Review: Remdesivir improves recovery, reduces mortality of COVID-19 patients
A systematic review of randomized controlled trials (RCTs) has confirmed the potential of remdesivir in improving recovery and reducing serious adverse events (AEs), as well as mortality and time to clinical improvement, but not hospital length of stay, in coronavirus disease (COVID-19) patients.
“For adults not receiving mechanical ventilation or extracorporeal membrane oxygenation (ECMO), a 5-day course of remdesivir may provide similar benefits to and fewer harms than a 10-day course,” the researchers said.
English-language RCTs of remdesivir treatments for adults with suspected or confirmed COVID-19 were searched from several databases, tables of contents of journals, and US Food and Drug Administration and company websites from 1 January through 31 August 2020.
A single reviewer abstracted data and assessed risk of bias, which were verified by a second reviewer. Certainty of evidence was evaluated using Grading of Recommendations Assessments, Development and Evaluation (GRADE) methods.
Four RCTs met the eligibility criteria. Compared with placebo, remdesivir significantly improved recovery in adults with severe COVID-19 (absolute risk difference [ARD] range, 7–10 percent) and was associated with a small reduction in mortality (ARD range, –4 percent to 1 percent) and a shorter time to recovery or clinical improvement. [Ann Intern Med 2020;doi:10.7326/M20-5752]
Remdesivir, however, showed little to no effect on hospital length of stay. The antiviral agent also reduced serious AEs by a moderate amount (ARD range, –6 percent to –8 percent).
Among hospitalized patients not requiring mechanical ventilation, a 5-day remdesivir course, compared with a 10-day course, reduced mortality, increased recovery or clinical improvement by small to moderate amounts, shortened time to recovery, and lessened serious AEs. Recovery did not vary by age, sex, symptom duration, or disease severity.
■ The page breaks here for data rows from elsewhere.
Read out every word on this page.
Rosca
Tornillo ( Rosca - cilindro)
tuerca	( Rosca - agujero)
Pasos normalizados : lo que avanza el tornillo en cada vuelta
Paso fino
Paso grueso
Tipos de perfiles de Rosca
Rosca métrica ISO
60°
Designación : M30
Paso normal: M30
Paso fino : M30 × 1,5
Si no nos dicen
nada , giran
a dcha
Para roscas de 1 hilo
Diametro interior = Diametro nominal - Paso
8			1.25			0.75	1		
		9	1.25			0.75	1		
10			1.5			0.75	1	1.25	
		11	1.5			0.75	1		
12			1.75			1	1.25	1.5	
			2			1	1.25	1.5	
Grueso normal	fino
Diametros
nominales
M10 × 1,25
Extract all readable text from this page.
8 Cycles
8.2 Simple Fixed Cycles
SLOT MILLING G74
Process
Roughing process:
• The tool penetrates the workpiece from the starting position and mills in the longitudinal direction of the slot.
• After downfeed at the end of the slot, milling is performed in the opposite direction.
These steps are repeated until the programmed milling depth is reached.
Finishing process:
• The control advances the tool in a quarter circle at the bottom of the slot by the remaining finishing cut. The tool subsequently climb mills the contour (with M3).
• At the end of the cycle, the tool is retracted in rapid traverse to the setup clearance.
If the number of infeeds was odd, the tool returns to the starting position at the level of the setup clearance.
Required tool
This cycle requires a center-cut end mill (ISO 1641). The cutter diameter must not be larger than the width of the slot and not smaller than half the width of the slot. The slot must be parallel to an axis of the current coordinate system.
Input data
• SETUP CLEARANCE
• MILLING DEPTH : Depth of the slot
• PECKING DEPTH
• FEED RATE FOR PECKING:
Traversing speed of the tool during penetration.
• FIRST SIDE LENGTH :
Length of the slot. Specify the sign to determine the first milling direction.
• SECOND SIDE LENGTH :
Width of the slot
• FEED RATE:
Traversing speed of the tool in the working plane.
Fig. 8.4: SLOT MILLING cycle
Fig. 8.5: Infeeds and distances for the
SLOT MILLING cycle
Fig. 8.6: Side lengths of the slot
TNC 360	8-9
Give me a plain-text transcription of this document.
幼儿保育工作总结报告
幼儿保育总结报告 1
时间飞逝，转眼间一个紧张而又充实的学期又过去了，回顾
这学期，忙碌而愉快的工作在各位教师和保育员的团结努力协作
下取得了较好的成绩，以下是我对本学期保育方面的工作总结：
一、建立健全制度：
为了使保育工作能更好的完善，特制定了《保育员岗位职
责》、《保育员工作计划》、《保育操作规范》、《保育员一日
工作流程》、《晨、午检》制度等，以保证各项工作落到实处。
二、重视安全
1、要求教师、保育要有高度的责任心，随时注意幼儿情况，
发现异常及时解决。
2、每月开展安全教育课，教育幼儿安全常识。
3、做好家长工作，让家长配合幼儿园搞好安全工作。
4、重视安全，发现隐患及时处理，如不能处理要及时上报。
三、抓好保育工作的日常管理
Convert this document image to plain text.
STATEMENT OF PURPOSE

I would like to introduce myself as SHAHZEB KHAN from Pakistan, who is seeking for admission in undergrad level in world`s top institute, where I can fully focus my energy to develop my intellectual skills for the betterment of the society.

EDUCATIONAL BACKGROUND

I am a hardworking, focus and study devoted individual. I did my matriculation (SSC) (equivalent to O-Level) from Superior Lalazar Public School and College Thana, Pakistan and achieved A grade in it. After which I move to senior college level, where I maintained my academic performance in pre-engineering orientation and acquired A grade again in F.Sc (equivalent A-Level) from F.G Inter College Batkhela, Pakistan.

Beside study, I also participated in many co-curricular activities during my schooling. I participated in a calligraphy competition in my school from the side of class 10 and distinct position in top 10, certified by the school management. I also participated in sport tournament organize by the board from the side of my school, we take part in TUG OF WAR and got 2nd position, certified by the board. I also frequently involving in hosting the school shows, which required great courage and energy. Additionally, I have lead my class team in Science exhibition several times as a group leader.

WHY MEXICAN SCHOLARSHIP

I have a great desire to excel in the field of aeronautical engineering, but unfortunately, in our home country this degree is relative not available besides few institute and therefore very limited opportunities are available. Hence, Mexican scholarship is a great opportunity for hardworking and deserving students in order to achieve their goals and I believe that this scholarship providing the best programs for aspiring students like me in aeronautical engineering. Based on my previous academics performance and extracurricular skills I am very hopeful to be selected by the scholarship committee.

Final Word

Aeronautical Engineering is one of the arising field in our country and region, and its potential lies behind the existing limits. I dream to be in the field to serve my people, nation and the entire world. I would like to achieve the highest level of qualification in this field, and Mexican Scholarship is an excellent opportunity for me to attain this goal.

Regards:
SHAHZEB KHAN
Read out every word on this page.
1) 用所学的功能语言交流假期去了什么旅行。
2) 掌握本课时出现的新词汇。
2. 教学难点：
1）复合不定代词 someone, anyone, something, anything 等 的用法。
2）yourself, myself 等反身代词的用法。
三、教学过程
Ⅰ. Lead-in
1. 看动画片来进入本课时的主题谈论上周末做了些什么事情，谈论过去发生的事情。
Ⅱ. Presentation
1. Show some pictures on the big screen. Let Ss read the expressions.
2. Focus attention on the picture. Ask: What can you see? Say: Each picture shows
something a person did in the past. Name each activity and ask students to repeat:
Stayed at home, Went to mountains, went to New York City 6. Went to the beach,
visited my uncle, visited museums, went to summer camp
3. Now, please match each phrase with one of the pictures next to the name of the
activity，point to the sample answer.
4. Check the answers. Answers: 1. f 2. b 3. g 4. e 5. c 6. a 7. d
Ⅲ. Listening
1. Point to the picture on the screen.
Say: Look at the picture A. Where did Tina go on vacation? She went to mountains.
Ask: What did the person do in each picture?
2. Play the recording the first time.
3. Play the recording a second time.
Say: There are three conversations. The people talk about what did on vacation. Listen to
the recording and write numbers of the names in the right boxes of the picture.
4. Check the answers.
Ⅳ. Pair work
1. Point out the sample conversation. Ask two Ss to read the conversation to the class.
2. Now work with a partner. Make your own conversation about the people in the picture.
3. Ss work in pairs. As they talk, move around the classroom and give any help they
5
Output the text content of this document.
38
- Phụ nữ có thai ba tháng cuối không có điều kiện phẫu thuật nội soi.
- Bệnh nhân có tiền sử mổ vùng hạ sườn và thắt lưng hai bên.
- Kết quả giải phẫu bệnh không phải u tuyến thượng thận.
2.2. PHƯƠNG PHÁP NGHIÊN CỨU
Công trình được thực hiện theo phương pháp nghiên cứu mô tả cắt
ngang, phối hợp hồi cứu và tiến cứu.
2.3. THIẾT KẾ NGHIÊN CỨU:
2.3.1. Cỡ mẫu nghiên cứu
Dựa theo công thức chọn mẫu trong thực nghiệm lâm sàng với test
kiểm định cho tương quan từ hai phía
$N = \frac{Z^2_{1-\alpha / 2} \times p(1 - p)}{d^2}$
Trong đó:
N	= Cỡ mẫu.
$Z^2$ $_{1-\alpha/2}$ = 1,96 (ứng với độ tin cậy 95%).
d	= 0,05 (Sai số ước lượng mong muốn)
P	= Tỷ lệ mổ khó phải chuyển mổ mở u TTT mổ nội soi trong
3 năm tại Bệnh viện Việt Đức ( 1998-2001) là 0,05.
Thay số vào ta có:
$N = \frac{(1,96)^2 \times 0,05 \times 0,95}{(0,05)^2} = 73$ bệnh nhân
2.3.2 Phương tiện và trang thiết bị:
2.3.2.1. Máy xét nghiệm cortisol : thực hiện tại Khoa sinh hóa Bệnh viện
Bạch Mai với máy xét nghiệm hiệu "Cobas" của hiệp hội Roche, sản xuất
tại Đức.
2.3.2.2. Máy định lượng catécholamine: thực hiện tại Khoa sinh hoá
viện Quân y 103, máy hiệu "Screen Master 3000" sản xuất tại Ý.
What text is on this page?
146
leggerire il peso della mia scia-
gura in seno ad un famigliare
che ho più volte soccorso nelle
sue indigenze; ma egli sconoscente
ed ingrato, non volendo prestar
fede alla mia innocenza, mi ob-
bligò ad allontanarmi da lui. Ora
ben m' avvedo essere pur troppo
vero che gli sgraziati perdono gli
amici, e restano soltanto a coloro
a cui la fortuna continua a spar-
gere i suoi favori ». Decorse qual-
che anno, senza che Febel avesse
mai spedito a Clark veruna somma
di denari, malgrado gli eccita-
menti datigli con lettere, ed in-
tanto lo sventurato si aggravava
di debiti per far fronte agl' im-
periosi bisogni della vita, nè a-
“However, among patients whose symptoms worsen and who require mechanical ventilation or ECMO on day 5 of the remdesivir course, continuing treatment through 10 days may be beneficial versus discontinuing it on day 5,” the researchers noted.
For those with moderate COVID-19, a 5-day course compared with standard of care was associated with small reductions in mortality and serious AEs and a greater number of patients having clinical improvement at day 11. Notably, a 10-day course was not more effective than 5 days or standard of care. [JAMA 2020;324:1048-1057]
“Our findings are generally in line with prior reviews, although none included the trial of remdesivir in patients with moderate COVID-19, and outcomes reported in prior reviews were limited,” the researchers said. [J Med Virol 2020;doi:10.1002/jmv.26443; Eur J Clin Invest 2020:e13383; Virus Res 2020;288:198137; BMJ 2020;370:m2980; www.idsociety.org/practice-guideline/covid-19-guideline-treatment-and-management]
“Our living review uses methods specifically derived for continual updating and is intended, in part, to inform the work of the American College of Physicians Scientific Medical Policy Committee,” they added.
This systematic review was limited by low-certainty evidence with few published trials, including one preliminary report and two open-label trials. Trials also excluded pregnant women and adults with severe kidney or liver disease.
“New evidence will be incorporated using living review methods and may alter these conclusions,” the researchers said.